Syetan bahkan terus memompa manusia. Bagaimana mengembangkan segala macam kelezatan hawa nafsu, dengan berbagai cara yang semakin baru. Dahulu orang mabuk harus meminum arak di kantong kulit. Kini orang bisa minum pil kecil, yang mudah disimpan, dan ringan di bawa ke mana-mana.
Jadi, bencana yang terjadi dosalah penyebabnya. Dan di sinilah syaitan sangat berperan besar. Karena dialah penyebab utama terjerumusnya manusia ke dalam dosa. Seperti yang dinash dalam Al-Qur’an; “Sesungguhnya syetan menginginkan untuk menjadikan diantara kalian permusuhan dan saling benci pada minuman keras dan perjudian, serta ingin memalingkan dari dzikir kepada Allah dan dari shalat. Maka, tidakkah kalian mau berhenti?” (QS. Al-Maidah: 31).
Pertanyaan ini harus dijawab oleh semua orang. Terutama mereka yang sudah tidak punya hati nurani. Yang hatinya tertutup dari cahaya petunjuk. Yang tidak bisa hidup kecuali dengan dosa. Tetapi pertanyaan ini juga harus dijawab oleh orang-orang beriman. Bagaimana mereka harus menghentikan segala macam kerusakan akibat tipu daya syetan, dan akibat ada orang-orang yang menuhankan hawa nafsu.

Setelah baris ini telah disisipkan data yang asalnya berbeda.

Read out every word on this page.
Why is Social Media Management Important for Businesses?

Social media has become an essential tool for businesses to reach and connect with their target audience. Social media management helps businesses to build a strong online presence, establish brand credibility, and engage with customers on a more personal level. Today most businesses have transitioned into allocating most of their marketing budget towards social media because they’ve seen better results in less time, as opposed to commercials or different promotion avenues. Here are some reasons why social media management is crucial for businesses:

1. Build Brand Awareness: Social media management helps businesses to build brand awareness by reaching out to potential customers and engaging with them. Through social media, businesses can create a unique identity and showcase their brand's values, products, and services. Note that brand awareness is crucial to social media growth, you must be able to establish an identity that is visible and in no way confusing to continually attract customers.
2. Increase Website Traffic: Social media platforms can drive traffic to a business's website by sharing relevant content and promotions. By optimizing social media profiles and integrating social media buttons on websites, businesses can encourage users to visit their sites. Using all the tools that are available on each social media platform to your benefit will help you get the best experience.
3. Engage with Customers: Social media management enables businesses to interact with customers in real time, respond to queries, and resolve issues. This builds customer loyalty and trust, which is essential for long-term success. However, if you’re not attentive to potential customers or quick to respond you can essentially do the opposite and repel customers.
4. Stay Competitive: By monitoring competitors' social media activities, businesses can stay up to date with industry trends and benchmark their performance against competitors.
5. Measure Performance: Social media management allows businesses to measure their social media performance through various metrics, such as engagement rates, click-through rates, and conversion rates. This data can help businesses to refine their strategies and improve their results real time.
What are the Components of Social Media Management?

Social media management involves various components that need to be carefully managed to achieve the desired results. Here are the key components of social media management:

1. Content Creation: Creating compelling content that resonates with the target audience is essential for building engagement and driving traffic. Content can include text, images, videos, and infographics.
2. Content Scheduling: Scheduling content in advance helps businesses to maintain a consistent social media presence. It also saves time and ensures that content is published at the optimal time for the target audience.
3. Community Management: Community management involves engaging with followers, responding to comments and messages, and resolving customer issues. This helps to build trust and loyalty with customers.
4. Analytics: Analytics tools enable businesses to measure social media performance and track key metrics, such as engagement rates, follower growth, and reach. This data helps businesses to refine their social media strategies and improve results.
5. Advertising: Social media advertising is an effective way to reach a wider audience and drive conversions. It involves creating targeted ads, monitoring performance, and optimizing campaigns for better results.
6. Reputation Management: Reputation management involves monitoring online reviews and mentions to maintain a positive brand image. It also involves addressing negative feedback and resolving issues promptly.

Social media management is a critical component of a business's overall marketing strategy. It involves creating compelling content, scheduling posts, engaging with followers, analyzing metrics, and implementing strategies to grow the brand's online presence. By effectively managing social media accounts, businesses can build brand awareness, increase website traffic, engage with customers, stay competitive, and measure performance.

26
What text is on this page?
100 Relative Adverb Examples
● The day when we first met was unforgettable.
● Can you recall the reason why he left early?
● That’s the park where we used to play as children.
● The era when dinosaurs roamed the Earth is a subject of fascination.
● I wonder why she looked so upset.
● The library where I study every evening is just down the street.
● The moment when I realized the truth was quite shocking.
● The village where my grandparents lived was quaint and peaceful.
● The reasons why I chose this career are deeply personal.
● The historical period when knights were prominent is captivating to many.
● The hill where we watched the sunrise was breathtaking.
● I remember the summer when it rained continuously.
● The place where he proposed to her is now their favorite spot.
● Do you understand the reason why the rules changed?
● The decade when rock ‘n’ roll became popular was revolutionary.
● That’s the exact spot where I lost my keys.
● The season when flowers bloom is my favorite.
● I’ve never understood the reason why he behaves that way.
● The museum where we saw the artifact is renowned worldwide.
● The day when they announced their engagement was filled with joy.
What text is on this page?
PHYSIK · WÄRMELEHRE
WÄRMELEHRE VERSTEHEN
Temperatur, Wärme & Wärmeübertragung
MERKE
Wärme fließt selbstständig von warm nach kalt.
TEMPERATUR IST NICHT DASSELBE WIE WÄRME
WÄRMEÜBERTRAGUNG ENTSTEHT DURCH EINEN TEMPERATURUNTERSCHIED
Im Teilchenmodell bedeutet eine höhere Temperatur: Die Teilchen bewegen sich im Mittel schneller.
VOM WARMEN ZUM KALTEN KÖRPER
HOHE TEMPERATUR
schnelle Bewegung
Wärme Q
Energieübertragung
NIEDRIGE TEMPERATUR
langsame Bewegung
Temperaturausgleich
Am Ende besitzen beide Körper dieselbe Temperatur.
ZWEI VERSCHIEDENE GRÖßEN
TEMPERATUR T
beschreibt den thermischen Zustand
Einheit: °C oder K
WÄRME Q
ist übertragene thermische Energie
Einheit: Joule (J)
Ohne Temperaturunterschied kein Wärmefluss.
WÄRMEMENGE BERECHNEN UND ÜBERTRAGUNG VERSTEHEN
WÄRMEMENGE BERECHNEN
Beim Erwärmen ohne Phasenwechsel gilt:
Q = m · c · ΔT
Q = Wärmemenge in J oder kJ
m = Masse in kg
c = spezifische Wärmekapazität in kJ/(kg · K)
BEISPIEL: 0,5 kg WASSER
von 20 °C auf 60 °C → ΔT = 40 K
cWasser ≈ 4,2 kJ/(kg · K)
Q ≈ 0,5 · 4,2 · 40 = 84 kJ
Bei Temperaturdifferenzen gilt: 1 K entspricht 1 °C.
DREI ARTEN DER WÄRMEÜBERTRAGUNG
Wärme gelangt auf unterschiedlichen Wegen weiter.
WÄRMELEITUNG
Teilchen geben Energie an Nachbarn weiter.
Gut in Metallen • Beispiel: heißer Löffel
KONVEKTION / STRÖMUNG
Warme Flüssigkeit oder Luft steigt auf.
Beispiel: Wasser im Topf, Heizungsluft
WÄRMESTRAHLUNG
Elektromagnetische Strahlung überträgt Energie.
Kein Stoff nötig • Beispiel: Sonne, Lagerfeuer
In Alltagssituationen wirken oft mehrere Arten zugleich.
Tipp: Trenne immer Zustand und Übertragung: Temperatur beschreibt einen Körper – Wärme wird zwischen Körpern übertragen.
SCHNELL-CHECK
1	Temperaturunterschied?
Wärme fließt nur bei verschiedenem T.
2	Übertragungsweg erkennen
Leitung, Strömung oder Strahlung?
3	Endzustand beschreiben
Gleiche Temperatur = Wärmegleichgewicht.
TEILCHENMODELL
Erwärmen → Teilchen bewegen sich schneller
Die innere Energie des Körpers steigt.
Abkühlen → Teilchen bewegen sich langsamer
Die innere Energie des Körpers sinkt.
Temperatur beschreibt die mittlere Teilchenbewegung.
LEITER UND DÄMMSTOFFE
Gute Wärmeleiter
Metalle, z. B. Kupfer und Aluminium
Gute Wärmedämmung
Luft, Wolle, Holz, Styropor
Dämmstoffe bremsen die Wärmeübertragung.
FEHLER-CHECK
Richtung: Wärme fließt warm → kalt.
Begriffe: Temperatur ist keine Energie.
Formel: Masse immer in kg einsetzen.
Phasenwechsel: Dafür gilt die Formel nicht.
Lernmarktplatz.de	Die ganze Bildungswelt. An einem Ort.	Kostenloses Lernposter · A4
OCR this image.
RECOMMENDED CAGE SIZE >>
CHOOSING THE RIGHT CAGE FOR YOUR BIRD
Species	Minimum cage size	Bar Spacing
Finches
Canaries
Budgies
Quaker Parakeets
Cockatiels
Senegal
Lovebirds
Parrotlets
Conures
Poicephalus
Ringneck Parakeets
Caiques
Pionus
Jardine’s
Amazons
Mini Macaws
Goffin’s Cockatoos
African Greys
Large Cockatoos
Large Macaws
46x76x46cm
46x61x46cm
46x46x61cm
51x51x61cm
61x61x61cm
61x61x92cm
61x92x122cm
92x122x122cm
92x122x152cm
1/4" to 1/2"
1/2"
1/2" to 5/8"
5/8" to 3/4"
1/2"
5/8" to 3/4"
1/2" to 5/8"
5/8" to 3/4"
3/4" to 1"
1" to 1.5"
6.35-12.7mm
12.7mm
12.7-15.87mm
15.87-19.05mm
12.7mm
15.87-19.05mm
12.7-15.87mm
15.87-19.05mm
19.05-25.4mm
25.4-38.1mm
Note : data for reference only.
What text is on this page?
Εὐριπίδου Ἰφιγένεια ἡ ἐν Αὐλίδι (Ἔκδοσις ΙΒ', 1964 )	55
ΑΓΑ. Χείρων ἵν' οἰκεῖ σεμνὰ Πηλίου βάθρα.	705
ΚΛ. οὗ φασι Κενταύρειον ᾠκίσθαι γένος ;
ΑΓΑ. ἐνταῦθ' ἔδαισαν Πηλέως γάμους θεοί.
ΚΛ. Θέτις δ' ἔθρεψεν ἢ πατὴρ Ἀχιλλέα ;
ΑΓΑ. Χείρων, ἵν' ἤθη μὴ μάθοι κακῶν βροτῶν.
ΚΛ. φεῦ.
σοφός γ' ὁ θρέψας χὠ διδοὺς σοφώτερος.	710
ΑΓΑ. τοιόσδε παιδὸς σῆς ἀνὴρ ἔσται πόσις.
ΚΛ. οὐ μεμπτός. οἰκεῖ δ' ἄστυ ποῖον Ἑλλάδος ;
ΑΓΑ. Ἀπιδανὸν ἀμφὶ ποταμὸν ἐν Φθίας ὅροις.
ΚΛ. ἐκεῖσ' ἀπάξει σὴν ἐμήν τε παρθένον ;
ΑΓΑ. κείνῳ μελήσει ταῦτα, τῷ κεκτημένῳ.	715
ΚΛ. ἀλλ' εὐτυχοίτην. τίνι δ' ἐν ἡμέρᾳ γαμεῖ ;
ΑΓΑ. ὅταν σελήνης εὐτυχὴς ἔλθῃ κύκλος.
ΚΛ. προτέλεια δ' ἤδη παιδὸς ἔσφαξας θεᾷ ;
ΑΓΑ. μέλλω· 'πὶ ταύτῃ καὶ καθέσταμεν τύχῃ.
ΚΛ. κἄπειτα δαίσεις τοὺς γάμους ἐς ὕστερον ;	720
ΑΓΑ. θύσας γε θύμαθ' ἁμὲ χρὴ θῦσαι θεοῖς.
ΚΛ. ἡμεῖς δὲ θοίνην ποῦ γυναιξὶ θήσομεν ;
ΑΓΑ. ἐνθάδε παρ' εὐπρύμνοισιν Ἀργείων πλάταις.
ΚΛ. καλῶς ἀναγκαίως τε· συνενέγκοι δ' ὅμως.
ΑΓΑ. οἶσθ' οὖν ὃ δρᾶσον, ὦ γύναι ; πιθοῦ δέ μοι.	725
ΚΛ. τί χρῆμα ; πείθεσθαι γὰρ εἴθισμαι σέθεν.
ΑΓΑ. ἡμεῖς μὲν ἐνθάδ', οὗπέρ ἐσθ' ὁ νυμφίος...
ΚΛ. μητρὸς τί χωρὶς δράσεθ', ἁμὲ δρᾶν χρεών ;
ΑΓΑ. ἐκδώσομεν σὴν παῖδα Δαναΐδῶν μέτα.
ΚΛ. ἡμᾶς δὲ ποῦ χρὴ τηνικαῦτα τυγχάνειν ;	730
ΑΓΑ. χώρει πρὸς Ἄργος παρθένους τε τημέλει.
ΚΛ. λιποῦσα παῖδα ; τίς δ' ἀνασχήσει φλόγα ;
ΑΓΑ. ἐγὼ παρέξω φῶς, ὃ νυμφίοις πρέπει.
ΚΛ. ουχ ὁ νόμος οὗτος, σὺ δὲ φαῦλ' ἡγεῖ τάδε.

Tanpa itu semua, bencana ini bisa menimpa semua pihak. Orang-orang yang sok berani melawan Allah, melawan hokum Allah, sesungguhnya mereka itu bukan siapa-siapa. Mereka tidak akan bisa menembus bumi atau menyamai tingginya gunung. Maka, segala kekacauan ini harus dihentikan.